Proving existence of a periodic orbit

Question

I'd like to show that there is a periodic orbit for the system $$ x' =20-x-\frac{4xy}{1+x^{2}}, y'=3x\left(1-\frac{y}{1+x^{2}}\right)$$ in the upper right quadrant. To do this, I would like to use the Poincare-Bendixson theorem.

The only fixed point occurs at $(4,17)$ and it is repelling. I was able to find an outer rectangle which is positively invariant and would contain the inner periodic orbit. It contains the fixed point, and so as usual we need to find an inner contour where trajectories that start on it always leave in order to use PB.

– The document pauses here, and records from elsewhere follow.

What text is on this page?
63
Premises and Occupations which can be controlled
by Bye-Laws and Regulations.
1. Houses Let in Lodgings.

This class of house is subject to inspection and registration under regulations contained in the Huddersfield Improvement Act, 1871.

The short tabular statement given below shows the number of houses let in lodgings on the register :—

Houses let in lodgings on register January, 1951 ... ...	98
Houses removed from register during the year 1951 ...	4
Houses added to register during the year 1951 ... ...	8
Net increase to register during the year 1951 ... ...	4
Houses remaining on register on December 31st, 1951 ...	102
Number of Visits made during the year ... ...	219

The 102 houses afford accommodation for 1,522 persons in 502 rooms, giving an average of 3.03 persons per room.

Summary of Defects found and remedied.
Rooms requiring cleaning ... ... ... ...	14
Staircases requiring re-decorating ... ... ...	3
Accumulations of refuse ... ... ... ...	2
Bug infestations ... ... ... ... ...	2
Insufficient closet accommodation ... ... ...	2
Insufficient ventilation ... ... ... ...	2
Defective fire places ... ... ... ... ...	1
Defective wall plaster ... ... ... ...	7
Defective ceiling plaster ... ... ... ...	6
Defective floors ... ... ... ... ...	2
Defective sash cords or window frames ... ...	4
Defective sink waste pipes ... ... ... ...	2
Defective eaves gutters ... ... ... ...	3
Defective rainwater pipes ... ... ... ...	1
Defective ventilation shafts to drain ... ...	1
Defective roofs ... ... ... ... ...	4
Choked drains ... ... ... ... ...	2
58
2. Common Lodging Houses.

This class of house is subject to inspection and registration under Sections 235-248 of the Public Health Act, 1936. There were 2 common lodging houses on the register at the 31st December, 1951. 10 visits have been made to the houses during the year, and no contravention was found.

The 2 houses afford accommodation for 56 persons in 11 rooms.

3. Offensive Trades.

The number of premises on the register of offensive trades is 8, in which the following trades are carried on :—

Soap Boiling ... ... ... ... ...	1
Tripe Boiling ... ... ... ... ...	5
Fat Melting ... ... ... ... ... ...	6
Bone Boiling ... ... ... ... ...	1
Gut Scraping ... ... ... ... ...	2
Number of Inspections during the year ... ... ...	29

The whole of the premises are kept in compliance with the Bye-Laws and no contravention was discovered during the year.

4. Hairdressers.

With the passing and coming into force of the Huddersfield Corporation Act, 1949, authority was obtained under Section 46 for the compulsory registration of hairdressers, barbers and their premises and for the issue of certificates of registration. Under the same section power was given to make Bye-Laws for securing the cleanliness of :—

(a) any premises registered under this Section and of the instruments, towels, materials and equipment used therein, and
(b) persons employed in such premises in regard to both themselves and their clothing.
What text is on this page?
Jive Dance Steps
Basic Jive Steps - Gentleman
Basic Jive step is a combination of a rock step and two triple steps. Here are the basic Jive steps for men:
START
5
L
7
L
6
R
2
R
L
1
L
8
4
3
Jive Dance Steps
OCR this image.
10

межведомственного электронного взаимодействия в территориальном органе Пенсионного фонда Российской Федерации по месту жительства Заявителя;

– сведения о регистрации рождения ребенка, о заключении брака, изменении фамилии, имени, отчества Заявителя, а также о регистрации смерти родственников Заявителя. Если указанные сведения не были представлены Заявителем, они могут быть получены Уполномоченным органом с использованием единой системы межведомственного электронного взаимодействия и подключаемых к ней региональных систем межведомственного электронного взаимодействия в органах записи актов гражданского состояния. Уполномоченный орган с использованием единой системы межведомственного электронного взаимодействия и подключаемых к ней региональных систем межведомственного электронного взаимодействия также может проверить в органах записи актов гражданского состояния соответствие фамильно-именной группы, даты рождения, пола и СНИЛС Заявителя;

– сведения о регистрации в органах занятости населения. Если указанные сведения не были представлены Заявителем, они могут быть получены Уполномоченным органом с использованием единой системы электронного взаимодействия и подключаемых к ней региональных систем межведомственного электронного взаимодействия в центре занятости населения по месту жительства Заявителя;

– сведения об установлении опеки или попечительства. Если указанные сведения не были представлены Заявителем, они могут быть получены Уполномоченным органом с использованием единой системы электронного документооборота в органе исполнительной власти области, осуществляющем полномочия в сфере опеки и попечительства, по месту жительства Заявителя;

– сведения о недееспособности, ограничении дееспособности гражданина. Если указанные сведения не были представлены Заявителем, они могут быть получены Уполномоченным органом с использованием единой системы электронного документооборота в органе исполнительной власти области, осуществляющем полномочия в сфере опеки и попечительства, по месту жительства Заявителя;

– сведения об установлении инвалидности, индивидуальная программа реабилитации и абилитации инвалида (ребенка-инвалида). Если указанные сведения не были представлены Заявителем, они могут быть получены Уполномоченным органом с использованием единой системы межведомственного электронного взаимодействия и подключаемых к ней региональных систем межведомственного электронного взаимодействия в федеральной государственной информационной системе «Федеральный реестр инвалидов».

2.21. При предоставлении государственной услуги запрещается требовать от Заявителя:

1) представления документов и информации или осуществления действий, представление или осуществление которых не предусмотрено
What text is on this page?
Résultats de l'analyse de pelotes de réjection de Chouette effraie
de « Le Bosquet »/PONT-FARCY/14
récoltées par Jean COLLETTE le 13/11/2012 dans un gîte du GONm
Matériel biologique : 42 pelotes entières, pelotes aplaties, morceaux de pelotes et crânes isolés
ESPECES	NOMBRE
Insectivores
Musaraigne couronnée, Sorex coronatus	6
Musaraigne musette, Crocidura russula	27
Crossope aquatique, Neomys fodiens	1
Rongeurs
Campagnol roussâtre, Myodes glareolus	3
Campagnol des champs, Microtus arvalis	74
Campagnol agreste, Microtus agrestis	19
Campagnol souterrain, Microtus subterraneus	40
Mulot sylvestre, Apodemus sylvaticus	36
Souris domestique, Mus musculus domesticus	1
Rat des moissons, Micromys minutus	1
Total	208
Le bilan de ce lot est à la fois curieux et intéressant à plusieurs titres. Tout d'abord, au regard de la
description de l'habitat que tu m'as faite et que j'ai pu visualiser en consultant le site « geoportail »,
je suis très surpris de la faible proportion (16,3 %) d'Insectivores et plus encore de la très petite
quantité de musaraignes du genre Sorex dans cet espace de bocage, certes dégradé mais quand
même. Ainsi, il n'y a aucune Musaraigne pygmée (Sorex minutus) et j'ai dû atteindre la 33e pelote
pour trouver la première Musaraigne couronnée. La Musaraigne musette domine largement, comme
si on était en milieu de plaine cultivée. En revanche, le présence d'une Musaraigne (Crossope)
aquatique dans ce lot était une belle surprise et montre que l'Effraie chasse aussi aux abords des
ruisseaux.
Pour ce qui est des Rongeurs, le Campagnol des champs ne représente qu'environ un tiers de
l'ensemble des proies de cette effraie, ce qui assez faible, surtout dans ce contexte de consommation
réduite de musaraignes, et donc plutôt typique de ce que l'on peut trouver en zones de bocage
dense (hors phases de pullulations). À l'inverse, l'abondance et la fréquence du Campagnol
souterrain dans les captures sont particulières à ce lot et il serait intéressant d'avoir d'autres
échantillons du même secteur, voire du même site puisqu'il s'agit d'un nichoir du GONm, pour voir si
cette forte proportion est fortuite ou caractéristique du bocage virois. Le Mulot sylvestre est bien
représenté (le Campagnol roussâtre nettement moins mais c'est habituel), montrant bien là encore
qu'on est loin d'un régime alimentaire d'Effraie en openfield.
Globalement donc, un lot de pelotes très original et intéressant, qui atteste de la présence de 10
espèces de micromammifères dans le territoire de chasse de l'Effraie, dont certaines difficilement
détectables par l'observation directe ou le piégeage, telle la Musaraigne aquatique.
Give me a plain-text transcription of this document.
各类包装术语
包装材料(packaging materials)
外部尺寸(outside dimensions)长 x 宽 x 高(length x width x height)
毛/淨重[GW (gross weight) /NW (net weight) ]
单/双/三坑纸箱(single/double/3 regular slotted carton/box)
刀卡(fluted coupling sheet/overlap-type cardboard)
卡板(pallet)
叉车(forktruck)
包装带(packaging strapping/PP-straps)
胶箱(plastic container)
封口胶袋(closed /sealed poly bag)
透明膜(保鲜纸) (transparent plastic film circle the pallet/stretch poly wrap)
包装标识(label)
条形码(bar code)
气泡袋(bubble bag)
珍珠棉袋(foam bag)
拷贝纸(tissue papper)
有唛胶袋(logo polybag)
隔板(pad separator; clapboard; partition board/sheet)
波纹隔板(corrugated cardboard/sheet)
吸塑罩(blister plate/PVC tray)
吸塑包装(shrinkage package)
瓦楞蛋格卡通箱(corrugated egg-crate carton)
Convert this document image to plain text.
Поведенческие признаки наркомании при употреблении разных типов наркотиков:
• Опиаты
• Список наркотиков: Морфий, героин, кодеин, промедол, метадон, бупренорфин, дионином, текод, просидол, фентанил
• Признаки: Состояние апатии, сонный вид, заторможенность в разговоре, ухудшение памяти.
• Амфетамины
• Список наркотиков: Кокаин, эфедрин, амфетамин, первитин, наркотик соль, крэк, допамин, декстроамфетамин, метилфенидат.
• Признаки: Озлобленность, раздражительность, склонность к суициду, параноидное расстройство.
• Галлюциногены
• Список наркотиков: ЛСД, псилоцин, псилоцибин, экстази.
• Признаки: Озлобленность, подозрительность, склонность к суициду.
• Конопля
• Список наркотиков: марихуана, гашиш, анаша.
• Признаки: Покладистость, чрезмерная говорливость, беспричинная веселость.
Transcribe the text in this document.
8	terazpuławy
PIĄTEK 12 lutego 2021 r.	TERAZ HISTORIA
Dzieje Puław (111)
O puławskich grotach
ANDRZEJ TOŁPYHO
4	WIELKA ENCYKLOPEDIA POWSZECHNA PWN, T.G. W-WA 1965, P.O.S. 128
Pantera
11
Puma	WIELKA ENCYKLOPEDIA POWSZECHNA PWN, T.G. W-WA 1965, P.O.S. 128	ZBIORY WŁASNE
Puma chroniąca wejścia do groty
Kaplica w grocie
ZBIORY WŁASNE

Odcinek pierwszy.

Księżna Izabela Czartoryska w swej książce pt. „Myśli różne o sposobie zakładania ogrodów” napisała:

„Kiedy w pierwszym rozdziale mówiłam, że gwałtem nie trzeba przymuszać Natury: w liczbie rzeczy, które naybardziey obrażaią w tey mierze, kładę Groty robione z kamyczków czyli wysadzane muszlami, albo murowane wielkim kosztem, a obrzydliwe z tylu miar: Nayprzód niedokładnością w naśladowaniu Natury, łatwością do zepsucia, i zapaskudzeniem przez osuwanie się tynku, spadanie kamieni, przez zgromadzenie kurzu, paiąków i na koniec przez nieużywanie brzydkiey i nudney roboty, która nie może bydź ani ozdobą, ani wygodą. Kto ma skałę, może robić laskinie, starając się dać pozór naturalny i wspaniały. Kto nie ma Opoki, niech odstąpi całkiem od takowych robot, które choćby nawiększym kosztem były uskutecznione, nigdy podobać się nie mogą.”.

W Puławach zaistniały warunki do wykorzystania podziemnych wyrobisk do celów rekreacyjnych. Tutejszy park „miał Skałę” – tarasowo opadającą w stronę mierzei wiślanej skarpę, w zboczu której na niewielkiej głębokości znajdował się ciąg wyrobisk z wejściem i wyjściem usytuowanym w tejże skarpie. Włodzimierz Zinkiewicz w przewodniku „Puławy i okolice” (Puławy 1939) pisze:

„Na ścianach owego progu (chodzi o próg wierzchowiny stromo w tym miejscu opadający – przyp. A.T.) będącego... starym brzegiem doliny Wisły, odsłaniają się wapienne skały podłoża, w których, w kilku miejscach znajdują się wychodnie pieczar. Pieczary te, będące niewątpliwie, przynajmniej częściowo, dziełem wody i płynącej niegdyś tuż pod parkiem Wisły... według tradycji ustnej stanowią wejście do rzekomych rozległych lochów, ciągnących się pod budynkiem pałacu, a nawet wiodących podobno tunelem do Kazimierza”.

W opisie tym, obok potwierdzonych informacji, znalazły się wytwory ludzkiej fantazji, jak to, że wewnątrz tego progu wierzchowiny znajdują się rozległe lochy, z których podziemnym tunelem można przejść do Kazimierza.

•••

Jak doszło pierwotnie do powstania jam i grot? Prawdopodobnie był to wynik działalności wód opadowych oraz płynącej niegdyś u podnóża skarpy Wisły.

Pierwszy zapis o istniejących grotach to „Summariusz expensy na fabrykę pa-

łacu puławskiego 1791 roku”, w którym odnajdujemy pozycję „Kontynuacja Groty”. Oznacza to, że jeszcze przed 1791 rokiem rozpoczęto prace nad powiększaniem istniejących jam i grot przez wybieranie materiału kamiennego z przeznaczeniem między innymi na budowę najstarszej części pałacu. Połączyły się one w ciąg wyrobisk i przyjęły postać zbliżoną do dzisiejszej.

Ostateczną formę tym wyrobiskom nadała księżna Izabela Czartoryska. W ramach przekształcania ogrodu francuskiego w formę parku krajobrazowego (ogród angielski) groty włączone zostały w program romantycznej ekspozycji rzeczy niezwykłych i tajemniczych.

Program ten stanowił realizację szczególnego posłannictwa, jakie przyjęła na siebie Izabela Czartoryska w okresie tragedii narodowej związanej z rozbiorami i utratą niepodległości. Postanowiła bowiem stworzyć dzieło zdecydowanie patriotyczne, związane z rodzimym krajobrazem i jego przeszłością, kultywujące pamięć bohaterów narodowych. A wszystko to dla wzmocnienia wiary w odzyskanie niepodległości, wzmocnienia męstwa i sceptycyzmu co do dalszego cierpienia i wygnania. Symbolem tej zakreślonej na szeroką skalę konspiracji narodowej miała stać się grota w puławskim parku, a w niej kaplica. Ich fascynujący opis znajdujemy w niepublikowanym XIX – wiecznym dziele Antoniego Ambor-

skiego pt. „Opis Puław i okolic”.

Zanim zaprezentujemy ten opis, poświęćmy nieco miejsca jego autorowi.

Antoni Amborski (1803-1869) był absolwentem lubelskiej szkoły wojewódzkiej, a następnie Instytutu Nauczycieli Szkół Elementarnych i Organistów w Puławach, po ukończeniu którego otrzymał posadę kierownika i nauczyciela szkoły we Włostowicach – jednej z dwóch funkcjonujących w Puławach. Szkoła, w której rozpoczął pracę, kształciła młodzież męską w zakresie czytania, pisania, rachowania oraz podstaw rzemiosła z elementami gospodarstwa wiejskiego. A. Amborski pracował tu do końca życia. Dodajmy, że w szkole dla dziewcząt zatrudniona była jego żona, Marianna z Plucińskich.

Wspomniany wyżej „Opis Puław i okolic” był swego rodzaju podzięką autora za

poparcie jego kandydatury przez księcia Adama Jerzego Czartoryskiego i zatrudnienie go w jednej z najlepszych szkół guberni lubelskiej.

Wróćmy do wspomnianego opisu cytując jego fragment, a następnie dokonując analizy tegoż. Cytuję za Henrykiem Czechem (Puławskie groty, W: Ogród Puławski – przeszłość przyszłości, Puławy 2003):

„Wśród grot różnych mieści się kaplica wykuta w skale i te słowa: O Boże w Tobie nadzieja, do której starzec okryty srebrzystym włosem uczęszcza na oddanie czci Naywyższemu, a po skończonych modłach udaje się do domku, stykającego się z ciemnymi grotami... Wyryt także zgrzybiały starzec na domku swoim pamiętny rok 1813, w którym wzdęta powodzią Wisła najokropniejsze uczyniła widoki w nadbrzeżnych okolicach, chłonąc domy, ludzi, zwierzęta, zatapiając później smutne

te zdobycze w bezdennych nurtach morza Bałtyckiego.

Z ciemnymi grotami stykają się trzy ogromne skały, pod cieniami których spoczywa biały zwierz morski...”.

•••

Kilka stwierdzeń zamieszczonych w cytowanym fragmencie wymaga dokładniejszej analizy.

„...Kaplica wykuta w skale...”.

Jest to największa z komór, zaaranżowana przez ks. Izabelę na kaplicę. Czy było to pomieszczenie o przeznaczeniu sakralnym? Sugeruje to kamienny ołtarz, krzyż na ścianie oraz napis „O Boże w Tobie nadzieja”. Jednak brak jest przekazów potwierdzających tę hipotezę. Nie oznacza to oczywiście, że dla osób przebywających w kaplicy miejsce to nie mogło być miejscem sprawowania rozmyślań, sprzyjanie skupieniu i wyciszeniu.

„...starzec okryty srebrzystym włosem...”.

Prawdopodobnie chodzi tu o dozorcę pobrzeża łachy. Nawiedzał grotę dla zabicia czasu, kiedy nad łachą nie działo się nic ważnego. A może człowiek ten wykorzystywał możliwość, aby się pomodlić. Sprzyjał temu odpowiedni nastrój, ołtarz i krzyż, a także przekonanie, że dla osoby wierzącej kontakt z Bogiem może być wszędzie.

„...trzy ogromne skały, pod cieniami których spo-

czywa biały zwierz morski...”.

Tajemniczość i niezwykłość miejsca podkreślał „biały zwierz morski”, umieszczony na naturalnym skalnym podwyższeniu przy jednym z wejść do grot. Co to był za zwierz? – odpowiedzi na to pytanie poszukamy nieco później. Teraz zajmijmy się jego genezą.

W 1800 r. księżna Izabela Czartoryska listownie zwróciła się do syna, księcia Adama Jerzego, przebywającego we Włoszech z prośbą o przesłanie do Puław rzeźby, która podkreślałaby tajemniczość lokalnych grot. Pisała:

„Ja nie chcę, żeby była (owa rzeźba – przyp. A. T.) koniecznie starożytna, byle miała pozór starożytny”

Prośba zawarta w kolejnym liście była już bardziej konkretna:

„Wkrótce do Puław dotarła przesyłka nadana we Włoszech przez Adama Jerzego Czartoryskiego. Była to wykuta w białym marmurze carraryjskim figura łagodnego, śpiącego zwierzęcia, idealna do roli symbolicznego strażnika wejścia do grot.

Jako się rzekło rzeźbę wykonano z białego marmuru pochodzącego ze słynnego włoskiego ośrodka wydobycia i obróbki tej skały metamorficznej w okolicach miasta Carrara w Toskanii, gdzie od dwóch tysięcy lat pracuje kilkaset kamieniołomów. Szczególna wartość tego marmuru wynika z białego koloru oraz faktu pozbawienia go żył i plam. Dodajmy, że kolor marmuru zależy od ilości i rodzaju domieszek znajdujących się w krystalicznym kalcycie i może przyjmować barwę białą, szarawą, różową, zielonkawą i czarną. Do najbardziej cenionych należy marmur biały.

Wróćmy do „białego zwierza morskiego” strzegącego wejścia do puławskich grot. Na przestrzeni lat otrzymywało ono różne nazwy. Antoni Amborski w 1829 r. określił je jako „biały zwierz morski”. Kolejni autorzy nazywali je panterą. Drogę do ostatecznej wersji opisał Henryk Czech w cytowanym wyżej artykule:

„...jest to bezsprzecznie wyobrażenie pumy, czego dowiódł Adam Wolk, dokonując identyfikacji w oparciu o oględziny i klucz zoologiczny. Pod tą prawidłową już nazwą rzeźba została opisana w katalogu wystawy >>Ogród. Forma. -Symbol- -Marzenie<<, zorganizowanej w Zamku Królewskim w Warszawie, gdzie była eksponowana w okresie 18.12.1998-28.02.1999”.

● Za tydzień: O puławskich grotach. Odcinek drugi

My question is, how I can find an inner contour to form a positively invariant set that does not contain the fixed point and has this property?

The usual Lyapunov function $(x-4)^2 + (y-17)^2$ does not work, since the derivative is not always positive.

It was suggested to me that I use the linearized system to obtain an elliptical contour which will work, but I am not sure how to do this at all.

Any help with this question would be appreciated.

Answer 1

In principle, the fact that the equilibrium is repelling (as shown by linearization) is already enough to tell you that there exists such a curve. But if you really want to find the curve explicitly, you can use the Lyapunov equation to compute a $V$ that works.

The Jacobian matrix of the system at the equilibrium point $(4,17)$ is $\tfrac{1}{17} A$, where $$ A = \begin{pmatrix} 43 & -16 \\ 96 & -12 \end{pmatrix} . $$ Now pick some positive definite symmetric $2 \times 2$-matrix $Q$, and solve the Lyapunov equation $$ A^T P + P A = Q $$ for the unknown symmetric $2 \times 2$-matrix $P$. The numbers may become slightly horrible, depending on your choice of $Q$, but I played around with Mathematica a bit and found that $$ Q = \begin{pmatrix} 4 & 1 \\ 1 & 5 \end{pmatrix} $$ happens to give the reasonably simple solution $$ P = \frac{1}{744} \begin{pmatrix} 624 & -264 \\ -264 & 197 \end{pmatrix} , $$ which is positive definite. Shift the coordinates by letting $(h,k)=(x,y)-(4,17)$, so that the equilibrium is at $(h,k)=(0,0)$, and take $$ V(h,k) = 624 h^2 - 528 hk + 197 k^2 , $$ as the matrix $P$ tells you. Then the Maclaurin expansion of $\dot V$ will be a positive constant times $4 h^2 + 2hk + 5 k^2$ (the positive definite quadratic form corresponding to $Q$) plus higher-order terms, and hence $\dot V > 0$ in some punctured neighbourhood of the equilibrium. So an ellipse $V(h,k)=C$ with $C>0$ small enough will be the curve that you seek. (Of course, if you want to know how small $C$ needs to be, then you must bound the higher-order terms somehow.)